“Io da presidente del Consiglio avevo preso l’impegno che non avrei tagliato di un euro la spesa in istruzione. E così ho fatto. La chiave è aggiungere, investire, non tagliare. Sembra rivoluzionario, ma se non lo fa la sinistra, chi lo fa?”
Parole che hanno dell’incredibile, anche tenendo conto che siamo in campagna elettorale.

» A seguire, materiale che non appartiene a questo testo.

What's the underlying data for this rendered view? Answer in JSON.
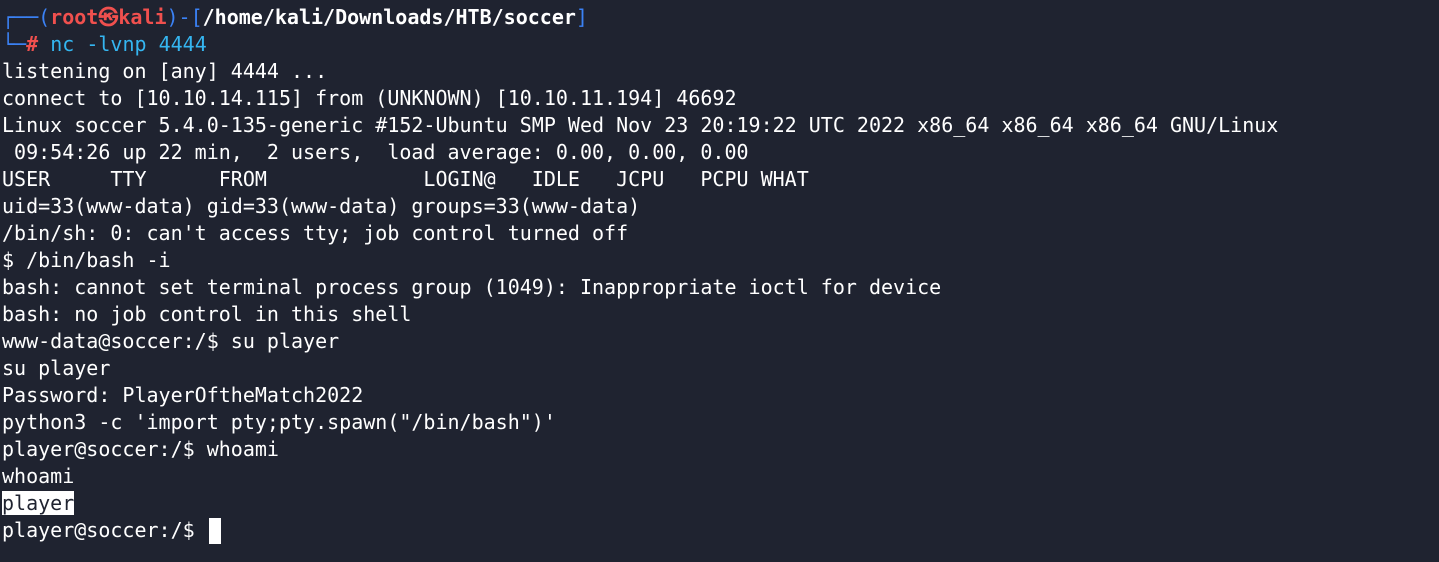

Nel 2013 fu infatti proprio la “sinistra che aggiunge, non taglia” a proseguire l’opera meritoria della destra di Berlusconi-Tremonti, che aveva “congelato” il triennio 2010-2012 ai fini del passaggio stipendiale dei docenti (unica, lentissima progressione retributiva della categoria: si puntava a far risparmiare allo Stato parecchi miliardi di euro, secondo la relazione tecnica allegata alla legge, presentando il conto della “crisi” – come al solito – ai più deboli. Ma in modo molto astuto: il danno economico, gravissimo, era difficile da riconoscere).
La validità di quel periodo fu poi recuperata, sia pure sempre a spese del comparto istruzione (per il quale – governino la destra, la sinistra o i rivoluzionari “né a destra né a sinistra” – i giochi sono sempre a somma zero).
Il 2013 invece no: l’anno è ancora inutile ai fini della carriera. Di questo dobbiamo ringraziare il DPR 122/13, che continua a produrre ancor oggi i suoi nefasti effetti, ossia a determinare una perdita salariale che dipende dall’anzianità di servizio, ma che comunque è dell’ordine di migliaia di euro per ogni docente. Altro che un euro. Altro che rivoluzioni di sinistra.
In calce al DPR 122/13 la firma dell’allora Presidente del Consiglio dei ministri. E chi era mai costui? Letta.
E allora, per citare un altro grande Riformatore della scuola: Enrico, stai sereno.
Il personale della scuola, di cui voi politici vi ricordate unicamente sotto elezioni e il cui contratto è scaduto da 44 mesi, è sì sottopagato ma non è né stupido né immemore.
Anche se forse c’è chi pensa il contrario.